One of the books I found at the Archive was https://ia601207.us.archive.org/3/items/bitsavers_ibm1401Pro_6215228/Programming_the_1401_1962.pdf which seems to contain much of the same content I remember from the second book I read. The first book was all about using flowcharts, IBM flowcharting templates, and IBM flowcharting sheets (tabloid-size?) to design and desk check your program before converting it to code.
The printing was very noisy, but generated tones if you printed the right sequence of characters – so – we played music. The paper got very dark from overwritten characters, but who cared.
And the operators noted that when running some programs an FM radio sitting on top of the 1401 would sometimes emit tones. Another chance to play the Wittenberg fight song! After some serious programming of course.
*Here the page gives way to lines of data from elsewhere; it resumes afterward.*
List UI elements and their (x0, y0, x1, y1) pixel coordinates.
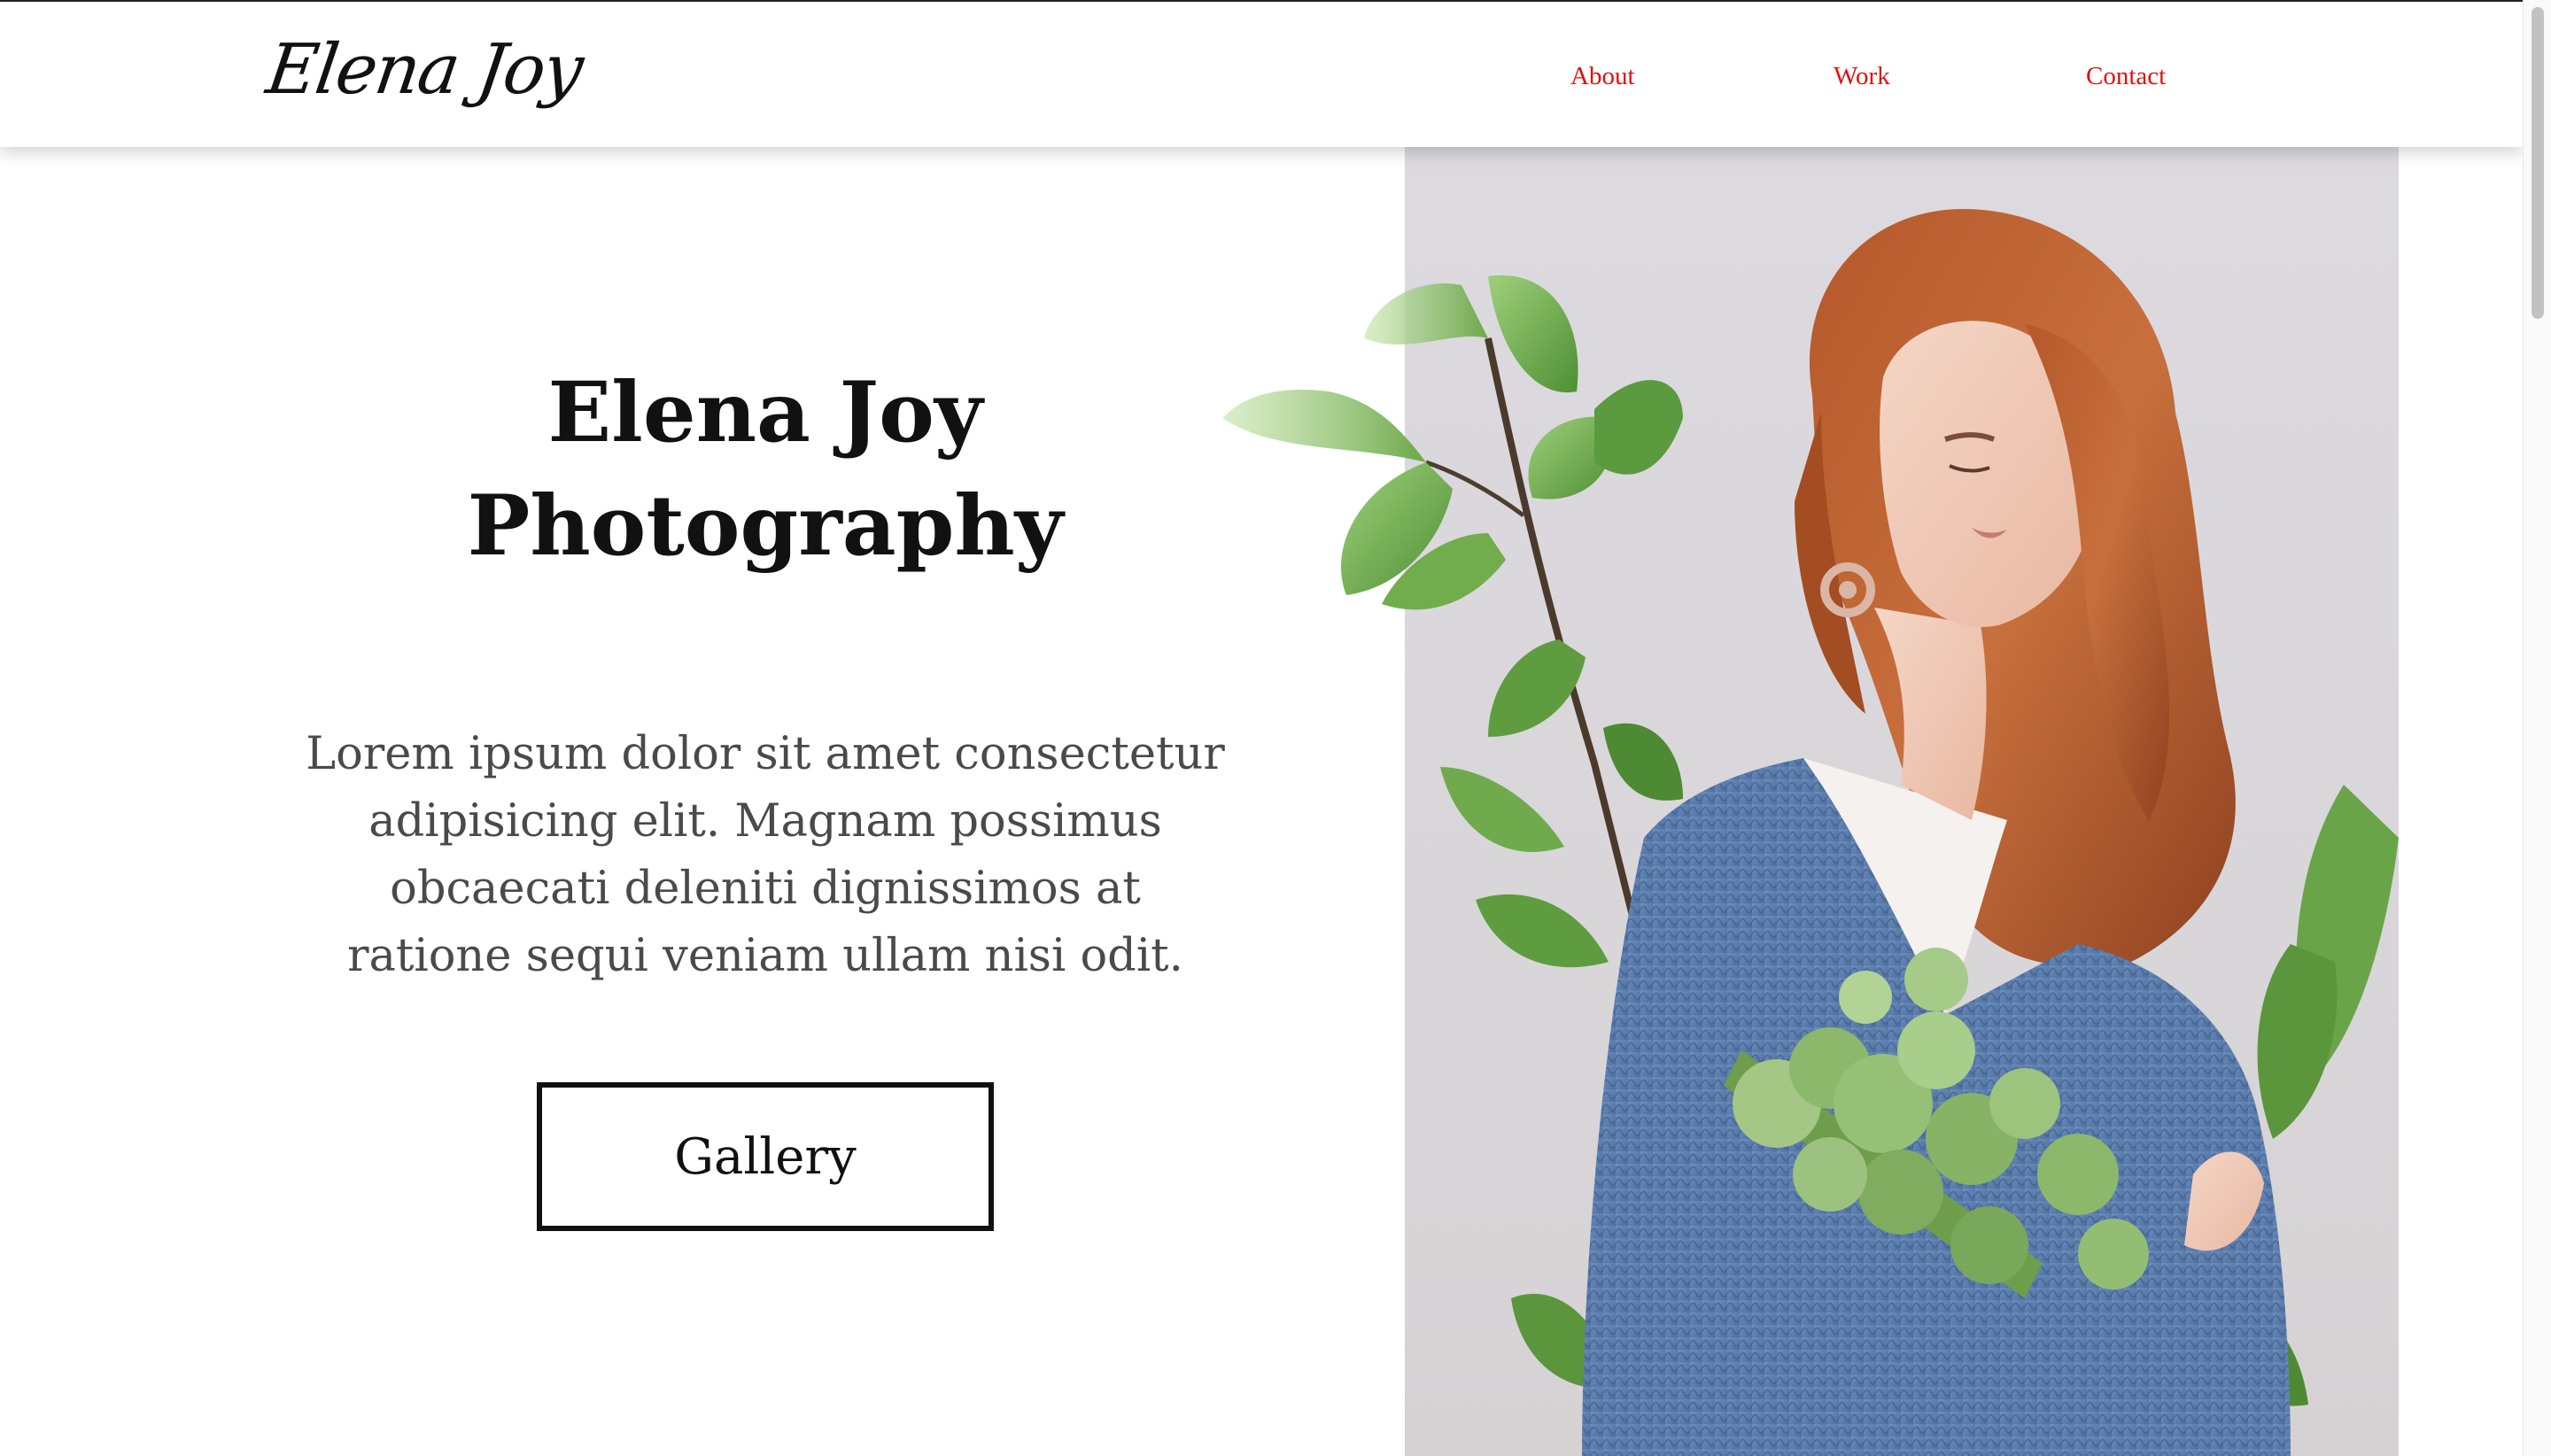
nav-link-contact[interactable]: Contact (2086, 58, 2166, 94)
page-viewport: Elena Joy About Work Contact Elena Joy P… (0, 0, 2523, 1456)
hero-description: Lorem ipsum dolor sit amet consectetur a… (306, 728, 1225, 982)
vertical-scrollbar[interactable] (2523, 0, 2551, 1456)
gallery-button[interactable]: Gallery (537, 1082, 994, 1231)
nav-link-work[interactable]: Work (1834, 58, 1890, 94)
hero-portrait-image (1440, 209, 2399, 1456)
site-header: Elena Joy About Work Contact (0, 2, 2523, 147)
nav-link-about[interactable]: About (1570, 58, 1635, 94)
scrollbar-thumb[interactable] (2532, 7, 2544, 319)
site-logo[interactable]: Elena Joy (260, 21, 587, 119)
hero-title: Elena Joy Photography (337, 356, 1194, 583)
hero-title-line-2: Photography (467, 477, 1064, 575)
hero-title-line-1: Elena Joy (547, 364, 983, 461)
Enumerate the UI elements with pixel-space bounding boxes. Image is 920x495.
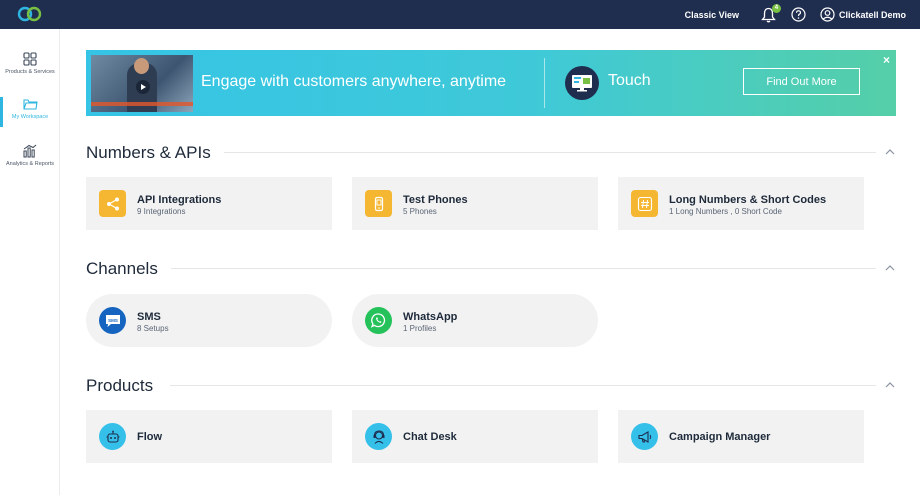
sidebar-item-analytics-reports[interactable]: Analytics & Reports (0, 144, 60, 186)
card-api-integrations[interactable]: API Integrations 9 Integrations (86, 177, 332, 230)
card-test-phones[interactable]: Test Phones 5 Phones (352, 177, 598, 230)
sidebar-item-label: My Workspace (11, 114, 49, 120)
card-flow[interactable]: Flow (86, 410, 332, 463)
hash-icon (631, 190, 658, 217)
card-title: Chat Desk (403, 431, 457, 443)
section-title-numbers-apis: Numbers & APIs (86, 143, 211, 162)
whatsapp-icon (365, 307, 392, 334)
chevron-up-icon[interactable] (885, 148, 895, 156)
card-title: Campaign Manager (669, 431, 771, 443)
section-title-products: Products (86, 376, 154, 395)
card-sms[interactable]: SMS SMS 8 Setups (86, 294, 332, 347)
play-icon[interactable] (136, 80, 150, 94)
card-title: SMS (137, 311, 161, 323)
card-subtitle: 8 Setups (137, 324, 169, 333)
account-menu[interactable]: Clickatell Demo (820, 7, 906, 22)
chevron-up-icon[interactable] (885, 381, 895, 389)
banner-product-name: Touch (608, 72, 651, 89)
chat-agent-icon (365, 423, 392, 450)
card-subtitle: 1 Profiles (403, 324, 437, 333)
sidebar-item-label: Products & Services (5, 69, 55, 75)
sidebar-item-label: Analytics & Reports (6, 161, 54, 167)
robot-icon (99, 423, 126, 450)
card-whatsapp[interactable]: WhatsApp 1 Profiles (352, 294, 598, 347)
section-title-channels: Channels (86, 259, 158, 278)
touch-logo (565, 66, 599, 100)
megaphone-icon (631, 423, 658, 450)
active-indicator (0, 97, 3, 127)
promo-banner: Engage with customers anywhere, anytime … (86, 50, 896, 116)
card-title: API Integrations (137, 194, 222, 206)
section-divider (224, 152, 876, 153)
card-campaign-manager[interactable]: Campaign Manager (618, 410, 864, 463)
help-button[interactable] (790, 6, 808, 24)
top-bar: Classic View 4 Clickatell Demo (0, 0, 920, 29)
classic-view-link[interactable]: Classic View (685, 10, 739, 20)
video-decoration (91, 102, 193, 106)
user-icon (820, 7, 835, 22)
sms-icon: SMS (99, 307, 126, 334)
chevron-up-icon[interactable] (885, 264, 895, 272)
card-subtitle: 9 Integrations (137, 207, 186, 216)
touch-screen-icon (572, 75, 592, 92)
section-divider (170, 385, 876, 386)
bar-chart-icon (23, 144, 37, 158)
section-divider (171, 268, 876, 269)
clickatell-logo[interactable] (17, 6, 43, 22)
sidebar-item-my-workspace[interactable]: My Workspace (0, 97, 60, 139)
card-subtitle: 5 Phones (403, 207, 437, 216)
card-title: Long Numbers & Short Codes (669, 194, 827, 206)
card-subtitle: 1 Long Numbers , 0 Short Code (669, 207, 782, 216)
card-title: Test Phones (403, 194, 468, 206)
notifications-button[interactable]: 4 (760, 3, 781, 24)
sms-icon-text: SMS (108, 317, 118, 322)
account-name: Clickatell Demo (838, 9, 906, 20)
grid-icon (23, 52, 37, 66)
notification-badge: 4 (771, 3, 781, 13)
banner-divider (544, 58, 545, 108)
help-icon (791, 7, 807, 22)
find-out-more-button[interactable]: Find Out More (743, 68, 860, 95)
close-icon[interactable]: × (883, 54, 890, 66)
banner-video-thumbnail[interactable] (91, 55, 193, 112)
card-long-numbers-short-codes[interactable]: Long Numbers & Short Codes 1 Long Number… (618, 177, 864, 230)
sidebar-item-products-services[interactable]: Products & Services (0, 52, 60, 94)
phone-icon (365, 190, 392, 217)
banner-headline: Engage with customers anywhere, anytime (201, 73, 507, 90)
card-title: WhatsApp (403, 311, 458, 323)
video-person-head (134, 58, 149, 74)
share-icon (99, 190, 126, 217)
folder-icon (22, 99, 38, 110)
card-chat-desk[interactable]: Chat Desk (352, 410, 598, 463)
card-title: Flow (137, 431, 163, 443)
sidebar: Products & Services My Workspace Analyti… (0, 29, 60, 495)
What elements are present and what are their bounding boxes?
Fun machine. Great memories.
I worked on the 1401/1460 and the 1440 starting in 1962. My company had 4 of them in different configurations. I was called a systems programmer. My primary job was to assist other programmers in debugging and improving their programs. I still have a copy of a 1401 manual. We had all the peripherals (1402, 1403, 729) Later we acquired the 1428 document reader. We also got a disc drive, the 1311. We had a 7070 and a 7074. These were are primary computers for important business applications. The 1401 was used as a slave to the 7070. The 7070 did not have a card reader or a printer. Neither did the 1401 or 7070 have an operating system. I recall that an early version of the 1401 did not have multiply or divide and had to use a subroutine for these functions.
When I first started at IBM the 1403’s were still in use at some customers. They were both awesome and scary in operation. I’ve never seen anything like them before or since. They were housed in a special cabinet which served both to keep you from going deaf and from cutting off a body part.
The noise and power were awesome to behold and the print speed was breathtaking (for the time).
Reading the diagnostic and repair story reminds me of how good at their job the IBM service techs were. I learned a lot from those folks.
I love reading all the stories above. What a rich history we have in the past experiences of our fellow Hackaday readers. Based on the above, Hackaday readers appear to reach in age easily into their 60’s, 70’s, and 80’s (and maybe higher?).
Would be neat for Hackaday to do a voluntary survey and publish some anonymous fun facts about the general make-up of its readership.